Both American medley relays seem like slam-dunks to win to wrap up the swimming portion of the 2012 Olympics on Saturday night (though stranger things have happened than slam-dunk upsets, right Chad le Clos?).
For now, though, we want to jump a step forward. These two relays might be the best we’ve ever seen, especially in the case of the men where the Americans will throw out three gold medalists (Matt Grevers, Michael Phelps, and Nathan Adrian) and a bronze medalist (Brendan Hansen). But with the lofty standards set in polyurethane in 2008 and 2009, can the Americans come close?
First, we’ll look at the current World Record holders:
Aaron Peirsol 52.19
Eric Shanteau 58.57
Michael Phelps 49.72
Dave Walters 46.80
Despite being arguably the more complete of the two American medley, this men’s relay is probably far more out-of-reach. Grevers can certainly match Peirsol’s 52.19 leadoff, as we’ve already seen him do that at this meet. Adrian seems to have a 46.9 or a 47.0 in him on a best day. The two middle legs will be toughest. It would be hard to see Hansen get down to a 58.5, and even for Michael Phelps to split a 49.7 (though, we know his flat-start potential is better than the 51.1 that won the individual for him).

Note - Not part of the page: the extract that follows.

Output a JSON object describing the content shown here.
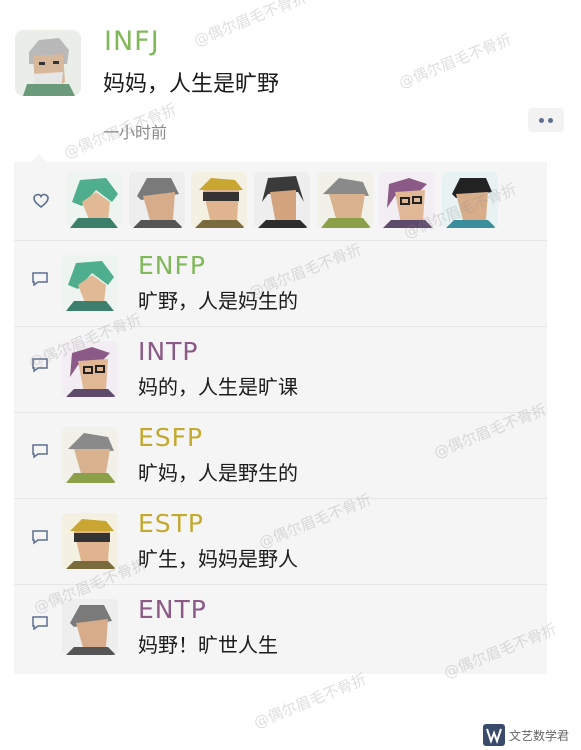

First, here’s each swimmer’s best individual time at this meet, and then allowed for a very good .5 second relay allowance for each of the last three:
Matt Grevers 52.16
Brendan Hansen 59.49
Michael Phelps 50.86
Nathan Adrian 47.52
Minus 1.5 (for relay starts): 3:28.53
Here is the best case scenario that I could see happening, if everyone peaked and hit their starts (splits, not flat starts):
Matt Grevers 52.0
Brendan Hansen 58.8
Michael Phelps 49.9
Nathan Adrian 46.85
Best Case Total: 3:27.55
The conclusion: not likely, but not impossible. Even in a very favorable, best-case scenario where the Americans aren’t fatigued from a long meet, and nobody has an off race, they would be hard-pressed to get to a 3:27.2.
If this were a 4×200 medley relay, then the answer might be a “no-brainer”. With Missy breaking the World Record in the 200 back, and Rebecca Soni breaking the World Record in the 200 breaststroke, they’d have a good head start.
Regardless, the American women lead off this relay with three women who broke World Records in textile suits (Missy Franklin, Rebecca Soni, and Dana Vollmer). We presume they’ll anchor with a swimmer in Allison Schmitt who is the 2nd-best 200 freestyler in history, and this year has found herself the best speed of her career. Plus, the Chinese relay that broke this record in 2009, in hindsight, just wasn’t that complete. The old record:
Zhao Jing 58.98
Chen Huijia 1:04.12
Jiao Liuyang 56.28
Li Zhesi 52.81
Two of those legs are slam-dunks. Though it was many, many swims ago, Franklin blew away that 100 backstroke time in the individual by almost a second. Vollmer’s flat-start time was better than Liuyang’s swim on a relay start, and she lost one of her caps and had a bad finish.
The other two legs are somewhat dicier. As good as Soni is, her 100 hung in the upper 1:05 range at this meet. However, with loads of confidence under her from the 2:19 in the 200, she should certainly be able to split a 1:04-mid, based on what we know she’s capable of. Schmitt will be the key at the end. She split a 53.5 on the 400 free relay, which lines up pretty fairly with her best flat-start time of 2012 (though not from this meet) of 53.9, which we’ll use for the comparison. Below, flat-start times.
Missy Franklin 58.33
Rebecca Soni 1:05.55
Dana Vollmer 55.98
Allison Schmitt 53.94
Minus 1.5 (for relay starts): 3:52.30
The above shows that the Americans are already right on top of it just by repeating what they’ve already done, with good but not great relay starts. Missy’s split is probably about maxed-out, but everybody else in this group, theoretically, can be better, and if each improved by a tenth, this record would be gone. Here’s our idea of best-case splits, with relay starts already factored in:
Missy Franklin 58.3
Rebecca Soni 1:04.6
Dana Vollmer 55.3
Allison Schmitt 53.3
Best Case Total: 3:51.50
Conclusion: the women definitely have a shot. They wouldn’t even need to be perfectly perfect, as the men would.
The reality: These relays are going to be way out in front, more-than-likely. They’re not going to be pushed in the water, and they’ll have no reason to push their relay starts and risk a disqualification. When a team is this much of a favorite, they usually need to really be better than the old World Record to break it, because most wouldn’t risk the gold for the record.